Set in Montréal, Clay Footed Giants is a tragicomic meditation on parenthood, masculinity, and violence.
Being a parent is so much harder than Pat ever imagined. While his partner Ester is away on a work trip. Pat loses his temper and transforms into a grizzly bear of a father, scaring his children and compounding his guilt. His friend Mathieu's stay-at-home-dad parenting advice is of no help, and only emphasizes Mathieu's professional shortcomings. The two men soon realize their children are mirrors reflecting old wounds that might never heal.

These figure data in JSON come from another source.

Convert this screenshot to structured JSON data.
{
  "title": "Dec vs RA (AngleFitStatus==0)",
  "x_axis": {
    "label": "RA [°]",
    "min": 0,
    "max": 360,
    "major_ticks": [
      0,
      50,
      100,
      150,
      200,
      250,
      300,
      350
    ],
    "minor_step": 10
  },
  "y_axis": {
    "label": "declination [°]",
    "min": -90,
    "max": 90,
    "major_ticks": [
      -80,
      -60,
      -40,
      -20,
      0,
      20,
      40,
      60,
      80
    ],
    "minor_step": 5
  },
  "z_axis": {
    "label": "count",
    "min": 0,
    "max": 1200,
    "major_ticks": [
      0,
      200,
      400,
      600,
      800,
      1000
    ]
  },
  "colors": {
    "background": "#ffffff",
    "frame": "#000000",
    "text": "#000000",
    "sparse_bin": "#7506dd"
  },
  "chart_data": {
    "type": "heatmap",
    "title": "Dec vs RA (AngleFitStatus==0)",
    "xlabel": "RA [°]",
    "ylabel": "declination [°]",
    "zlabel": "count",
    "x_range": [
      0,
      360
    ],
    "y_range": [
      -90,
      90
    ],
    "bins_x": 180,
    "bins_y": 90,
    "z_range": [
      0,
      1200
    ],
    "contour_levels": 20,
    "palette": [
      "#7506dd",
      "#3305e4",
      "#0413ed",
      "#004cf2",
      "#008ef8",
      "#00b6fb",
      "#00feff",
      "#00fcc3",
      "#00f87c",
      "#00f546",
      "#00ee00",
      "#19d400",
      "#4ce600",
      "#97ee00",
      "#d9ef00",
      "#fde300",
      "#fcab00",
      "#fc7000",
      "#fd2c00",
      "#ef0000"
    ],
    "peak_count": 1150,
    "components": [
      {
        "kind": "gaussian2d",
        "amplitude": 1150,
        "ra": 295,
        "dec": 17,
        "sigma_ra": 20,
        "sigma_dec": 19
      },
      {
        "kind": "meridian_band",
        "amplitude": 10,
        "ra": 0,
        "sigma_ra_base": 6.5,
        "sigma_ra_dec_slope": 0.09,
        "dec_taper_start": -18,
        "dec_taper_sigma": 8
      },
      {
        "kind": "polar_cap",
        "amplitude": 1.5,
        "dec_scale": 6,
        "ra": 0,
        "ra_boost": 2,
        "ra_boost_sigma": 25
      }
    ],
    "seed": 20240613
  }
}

Meanwhile, an unexpected package arrives from Pat's estranged father containing letters, photos and a mysterious medal from his time as a soldier in Vietnam, and it propels Pat's obsessive quest to understand his family's dark past. As Pat plunges deeper into his research, he and his family reach their breaking point. With help from Mathieu and Pat's mom, Pat digs down to the roots of their family's intergenerational trauma and learns how to heal himself in the process Growth is possible, but so is oblivion. Eventually, the light pours in.
Mark McGuire is a Midwestern born Montréal father, writer, and community housing project manager who played basketball like an English major at Davidson College. A documentary about a Japanese sacred mountain he made with Jean-Marc Abela (Shugendô Now) won the David Plath prize and played festivals worldwide. Clay Footed Giants, co-written and illustrated by Alain Chevarier, was a finalist for French language comic book of the year in Québec. A jury of film and television producers at the Angoulême Comic Arts festival selected their story for its cinematic potential. Alain and Mark are currently adapting their story for an animated feature.
Montréal born, Alain Chevarier started dabbling in comics as a teenager, and moved on to study drawing, painting, graphic design and filmmaking throughout the course of his long and convoluted education. He spent most of his professional career as a film and TV director, while raising two daughters with his wife, contemporary dancer Jamie Wright. He got pulled back into making comics when co-author Mark McGuire suggested they create a graphic novel about fatherhood, based on their life experiences. Projects have since multiplied, and their book Clay Footed Giants, along with other books Alain worked on, have been nominated for several prizes.
Tahneer Oksman is a writer, teacher, and scholar. Her interests revolve around comics and visual narrative; feminist literature; memoir studies; contemporary Jewish American literature; cultural criticism; grief studies; and writing studies. Tahneer is Associate Professor in the Department of Writing, Literature, and Language, with a joint appointment in the Department of Communication and Media Arts at Marymount Manhattan College in New York City, where she teaches classes in writing, literature and comics, and journalism.